Published online by Cambridge University Press: 05 June 2012
In the aftermath of the cold war, religion is playing an increasing role in politics across the globe. This trend has been a serious challenge to political scientists, who have generally left studies on religion and politics to legal scholars, philosophers, and historians. Especially in the United States, this issue is often confined to the “true meaning” of the First Amendment or the correlation between religious affiliations and voting preferences. Recently, a group of political scientists have conducted comparative analyses of state-religion relations, although their number is still limited. In addition to religion's rising importance in world politics, the decline of two old impediments has been influential in this change.

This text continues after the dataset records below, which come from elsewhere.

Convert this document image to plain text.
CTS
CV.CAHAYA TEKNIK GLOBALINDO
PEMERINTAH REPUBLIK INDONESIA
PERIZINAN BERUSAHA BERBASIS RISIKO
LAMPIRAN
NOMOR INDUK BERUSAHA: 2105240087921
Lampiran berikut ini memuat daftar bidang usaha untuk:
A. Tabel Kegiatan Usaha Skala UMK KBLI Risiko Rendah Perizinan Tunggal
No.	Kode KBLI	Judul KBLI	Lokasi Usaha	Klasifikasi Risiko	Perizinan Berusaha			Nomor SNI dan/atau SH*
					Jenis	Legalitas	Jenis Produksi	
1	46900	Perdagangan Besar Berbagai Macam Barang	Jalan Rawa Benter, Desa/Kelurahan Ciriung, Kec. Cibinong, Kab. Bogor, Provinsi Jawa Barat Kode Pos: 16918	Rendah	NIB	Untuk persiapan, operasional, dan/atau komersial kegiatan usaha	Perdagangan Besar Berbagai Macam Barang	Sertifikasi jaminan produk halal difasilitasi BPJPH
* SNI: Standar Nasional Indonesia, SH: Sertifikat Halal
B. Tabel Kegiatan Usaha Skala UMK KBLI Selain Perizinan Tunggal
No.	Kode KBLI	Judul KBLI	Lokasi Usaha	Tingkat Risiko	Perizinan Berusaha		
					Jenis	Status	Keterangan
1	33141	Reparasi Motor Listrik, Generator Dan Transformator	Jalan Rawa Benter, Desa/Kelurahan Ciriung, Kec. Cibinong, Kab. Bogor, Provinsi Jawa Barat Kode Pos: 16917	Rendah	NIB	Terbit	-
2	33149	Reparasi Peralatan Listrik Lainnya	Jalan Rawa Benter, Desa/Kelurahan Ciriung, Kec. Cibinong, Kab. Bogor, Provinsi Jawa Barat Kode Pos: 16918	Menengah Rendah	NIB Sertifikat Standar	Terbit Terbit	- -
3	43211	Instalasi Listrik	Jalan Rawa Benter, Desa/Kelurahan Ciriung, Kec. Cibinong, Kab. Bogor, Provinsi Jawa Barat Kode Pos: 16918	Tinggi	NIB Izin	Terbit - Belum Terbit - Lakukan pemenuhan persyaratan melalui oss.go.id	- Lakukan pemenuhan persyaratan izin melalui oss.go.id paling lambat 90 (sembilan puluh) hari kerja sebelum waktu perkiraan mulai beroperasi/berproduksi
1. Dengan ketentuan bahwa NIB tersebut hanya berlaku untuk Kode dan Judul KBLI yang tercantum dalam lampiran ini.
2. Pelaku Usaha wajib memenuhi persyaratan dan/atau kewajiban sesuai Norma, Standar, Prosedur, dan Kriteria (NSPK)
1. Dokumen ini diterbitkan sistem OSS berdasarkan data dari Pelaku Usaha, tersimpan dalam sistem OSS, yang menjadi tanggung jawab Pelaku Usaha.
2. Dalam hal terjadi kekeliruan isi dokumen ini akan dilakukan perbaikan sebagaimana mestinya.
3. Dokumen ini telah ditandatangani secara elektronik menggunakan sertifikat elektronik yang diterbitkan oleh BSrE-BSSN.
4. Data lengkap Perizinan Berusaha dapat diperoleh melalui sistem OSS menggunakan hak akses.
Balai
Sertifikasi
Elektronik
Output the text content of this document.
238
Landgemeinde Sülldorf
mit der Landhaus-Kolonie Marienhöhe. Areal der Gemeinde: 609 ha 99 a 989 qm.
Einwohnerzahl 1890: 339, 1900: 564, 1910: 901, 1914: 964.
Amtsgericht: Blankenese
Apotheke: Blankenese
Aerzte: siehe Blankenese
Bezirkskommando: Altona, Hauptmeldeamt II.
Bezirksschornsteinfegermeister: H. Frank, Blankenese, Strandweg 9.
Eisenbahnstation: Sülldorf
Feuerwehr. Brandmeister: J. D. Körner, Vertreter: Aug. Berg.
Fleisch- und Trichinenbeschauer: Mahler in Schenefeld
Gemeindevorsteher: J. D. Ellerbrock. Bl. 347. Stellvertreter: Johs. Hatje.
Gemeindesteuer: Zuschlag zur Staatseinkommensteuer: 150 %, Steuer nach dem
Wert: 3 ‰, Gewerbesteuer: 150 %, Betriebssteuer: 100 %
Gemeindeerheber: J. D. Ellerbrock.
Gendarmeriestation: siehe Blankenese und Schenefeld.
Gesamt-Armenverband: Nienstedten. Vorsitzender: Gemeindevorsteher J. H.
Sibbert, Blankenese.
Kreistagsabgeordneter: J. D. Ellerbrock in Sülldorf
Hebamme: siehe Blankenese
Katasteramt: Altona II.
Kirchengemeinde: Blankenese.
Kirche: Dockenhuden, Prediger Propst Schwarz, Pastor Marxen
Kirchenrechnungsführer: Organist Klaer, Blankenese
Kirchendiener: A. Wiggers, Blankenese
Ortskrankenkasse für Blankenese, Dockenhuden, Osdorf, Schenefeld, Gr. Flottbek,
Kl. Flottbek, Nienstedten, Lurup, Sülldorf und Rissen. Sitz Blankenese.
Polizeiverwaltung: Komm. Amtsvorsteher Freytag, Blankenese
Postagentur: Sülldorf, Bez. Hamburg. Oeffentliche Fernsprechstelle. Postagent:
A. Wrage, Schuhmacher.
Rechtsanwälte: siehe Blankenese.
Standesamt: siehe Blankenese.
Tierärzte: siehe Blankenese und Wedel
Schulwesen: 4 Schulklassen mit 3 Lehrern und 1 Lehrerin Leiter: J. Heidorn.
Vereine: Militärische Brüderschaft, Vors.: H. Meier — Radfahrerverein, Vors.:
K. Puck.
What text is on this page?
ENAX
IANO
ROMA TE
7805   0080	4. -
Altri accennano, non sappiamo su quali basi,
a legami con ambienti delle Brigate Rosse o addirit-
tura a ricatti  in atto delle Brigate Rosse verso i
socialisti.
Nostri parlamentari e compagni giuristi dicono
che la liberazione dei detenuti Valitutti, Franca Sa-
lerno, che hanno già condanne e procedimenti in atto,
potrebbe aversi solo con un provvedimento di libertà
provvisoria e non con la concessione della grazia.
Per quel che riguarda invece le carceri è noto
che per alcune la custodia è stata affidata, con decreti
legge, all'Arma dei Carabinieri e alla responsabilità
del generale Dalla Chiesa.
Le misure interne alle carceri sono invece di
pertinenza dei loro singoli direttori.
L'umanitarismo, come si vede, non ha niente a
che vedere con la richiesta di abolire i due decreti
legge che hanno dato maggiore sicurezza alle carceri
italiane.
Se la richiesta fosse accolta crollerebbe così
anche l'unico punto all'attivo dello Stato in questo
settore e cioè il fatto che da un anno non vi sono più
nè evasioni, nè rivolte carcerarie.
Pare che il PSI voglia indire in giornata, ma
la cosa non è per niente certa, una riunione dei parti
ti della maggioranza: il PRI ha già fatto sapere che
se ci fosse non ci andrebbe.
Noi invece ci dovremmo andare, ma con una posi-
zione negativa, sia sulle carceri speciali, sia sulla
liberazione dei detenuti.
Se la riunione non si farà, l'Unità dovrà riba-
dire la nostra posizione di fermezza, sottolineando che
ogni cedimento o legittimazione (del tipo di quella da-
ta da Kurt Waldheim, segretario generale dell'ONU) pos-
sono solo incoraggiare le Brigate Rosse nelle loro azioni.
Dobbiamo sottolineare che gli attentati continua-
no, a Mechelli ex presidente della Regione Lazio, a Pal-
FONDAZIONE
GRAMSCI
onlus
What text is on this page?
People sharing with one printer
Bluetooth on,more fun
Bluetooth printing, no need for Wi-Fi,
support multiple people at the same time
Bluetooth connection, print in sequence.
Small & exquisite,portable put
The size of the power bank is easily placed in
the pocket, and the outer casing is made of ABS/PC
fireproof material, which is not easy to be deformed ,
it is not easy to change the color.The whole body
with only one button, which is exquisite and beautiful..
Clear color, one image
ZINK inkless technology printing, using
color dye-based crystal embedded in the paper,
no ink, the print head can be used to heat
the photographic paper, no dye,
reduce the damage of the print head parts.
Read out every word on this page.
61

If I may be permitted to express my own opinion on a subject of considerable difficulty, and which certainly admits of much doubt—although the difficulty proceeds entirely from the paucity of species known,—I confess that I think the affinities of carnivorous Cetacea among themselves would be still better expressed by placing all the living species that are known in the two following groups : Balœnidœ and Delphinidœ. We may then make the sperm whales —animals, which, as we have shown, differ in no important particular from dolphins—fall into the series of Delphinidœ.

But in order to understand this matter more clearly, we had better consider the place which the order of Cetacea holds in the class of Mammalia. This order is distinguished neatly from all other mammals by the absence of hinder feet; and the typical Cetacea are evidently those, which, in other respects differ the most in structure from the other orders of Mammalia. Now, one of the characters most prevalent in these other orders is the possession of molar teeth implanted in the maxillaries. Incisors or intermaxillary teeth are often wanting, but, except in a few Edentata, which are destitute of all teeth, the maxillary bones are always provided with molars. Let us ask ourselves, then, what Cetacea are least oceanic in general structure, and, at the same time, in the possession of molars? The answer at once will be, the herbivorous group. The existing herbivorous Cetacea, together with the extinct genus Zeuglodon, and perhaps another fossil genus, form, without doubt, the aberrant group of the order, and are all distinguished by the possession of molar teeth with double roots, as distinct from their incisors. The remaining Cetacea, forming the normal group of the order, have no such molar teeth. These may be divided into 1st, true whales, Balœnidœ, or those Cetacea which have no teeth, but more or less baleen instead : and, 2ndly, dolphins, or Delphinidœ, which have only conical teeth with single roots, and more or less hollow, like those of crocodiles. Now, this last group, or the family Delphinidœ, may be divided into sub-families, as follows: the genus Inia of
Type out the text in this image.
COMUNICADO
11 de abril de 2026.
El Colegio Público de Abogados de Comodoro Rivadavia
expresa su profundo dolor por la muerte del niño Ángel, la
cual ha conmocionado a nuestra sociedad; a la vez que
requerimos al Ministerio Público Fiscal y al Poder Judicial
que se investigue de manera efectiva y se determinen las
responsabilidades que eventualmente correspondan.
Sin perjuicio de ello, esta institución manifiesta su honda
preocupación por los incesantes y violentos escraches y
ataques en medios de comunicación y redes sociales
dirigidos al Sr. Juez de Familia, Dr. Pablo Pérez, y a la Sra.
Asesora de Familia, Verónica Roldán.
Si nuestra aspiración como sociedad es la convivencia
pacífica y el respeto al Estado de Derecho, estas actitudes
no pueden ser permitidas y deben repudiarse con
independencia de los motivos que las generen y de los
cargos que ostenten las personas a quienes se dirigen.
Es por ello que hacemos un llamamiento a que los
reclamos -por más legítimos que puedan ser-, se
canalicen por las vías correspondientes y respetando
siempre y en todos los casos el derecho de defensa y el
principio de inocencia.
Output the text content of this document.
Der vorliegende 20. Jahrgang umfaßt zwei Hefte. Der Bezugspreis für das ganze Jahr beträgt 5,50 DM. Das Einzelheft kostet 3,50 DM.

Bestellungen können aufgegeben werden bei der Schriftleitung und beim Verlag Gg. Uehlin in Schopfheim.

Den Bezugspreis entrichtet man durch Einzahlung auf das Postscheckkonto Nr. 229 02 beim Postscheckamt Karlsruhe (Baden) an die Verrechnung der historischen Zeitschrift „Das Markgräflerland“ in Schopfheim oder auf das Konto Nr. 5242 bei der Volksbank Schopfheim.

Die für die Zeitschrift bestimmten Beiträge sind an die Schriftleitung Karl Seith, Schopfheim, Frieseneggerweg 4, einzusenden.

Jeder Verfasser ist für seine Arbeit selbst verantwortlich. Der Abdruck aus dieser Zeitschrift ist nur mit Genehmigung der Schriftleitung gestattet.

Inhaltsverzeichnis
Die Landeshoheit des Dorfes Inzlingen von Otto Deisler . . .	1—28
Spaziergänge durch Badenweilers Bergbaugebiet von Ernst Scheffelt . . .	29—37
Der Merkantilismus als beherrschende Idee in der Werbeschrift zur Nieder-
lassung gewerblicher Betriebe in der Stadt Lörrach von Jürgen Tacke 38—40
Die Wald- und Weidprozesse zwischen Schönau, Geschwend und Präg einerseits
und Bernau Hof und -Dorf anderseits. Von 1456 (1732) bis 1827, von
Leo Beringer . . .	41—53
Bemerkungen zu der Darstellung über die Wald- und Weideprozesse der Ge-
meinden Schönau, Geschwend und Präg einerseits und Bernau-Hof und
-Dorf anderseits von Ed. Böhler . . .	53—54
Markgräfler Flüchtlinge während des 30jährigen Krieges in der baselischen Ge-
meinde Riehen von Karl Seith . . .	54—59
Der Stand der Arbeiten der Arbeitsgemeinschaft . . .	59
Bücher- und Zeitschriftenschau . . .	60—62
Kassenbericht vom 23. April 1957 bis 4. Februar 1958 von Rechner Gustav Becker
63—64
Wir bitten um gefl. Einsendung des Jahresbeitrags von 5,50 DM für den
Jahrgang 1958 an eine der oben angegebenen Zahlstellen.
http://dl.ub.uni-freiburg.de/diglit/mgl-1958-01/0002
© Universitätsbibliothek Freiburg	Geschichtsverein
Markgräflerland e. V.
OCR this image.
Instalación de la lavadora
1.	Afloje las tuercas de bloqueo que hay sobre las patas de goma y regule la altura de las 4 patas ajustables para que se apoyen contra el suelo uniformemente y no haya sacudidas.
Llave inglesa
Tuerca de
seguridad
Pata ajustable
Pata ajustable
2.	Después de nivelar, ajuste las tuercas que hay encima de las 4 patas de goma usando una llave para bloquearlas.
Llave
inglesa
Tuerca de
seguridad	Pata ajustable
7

The first impediment that distracted many political scientists from taking religion seriously was secularization theory. According to this theory, religion is a “traditional” phenomenon, which will eventually be marginalized by the modernization process, including industrialization, urbanization, and mass education. Pippa Norris and Ronald Inglehart argue that economic growth, socioeconomic equality, and human development result in long-term changes in existential security, leading to the erosion of religious values, beliefs, and practices. In short, religion is doomed to wither away in developed societies. The number of secularization theory's critics, however, is increasing. A competing theory is the religious market approach of Rodney Stark, Laurence Iannacconne, and Anthony Gill. They stress that individuals' religious demands do not decline in response to the so-called secularization process. Instead, religious participation changes by the quality of the supply of “churches.”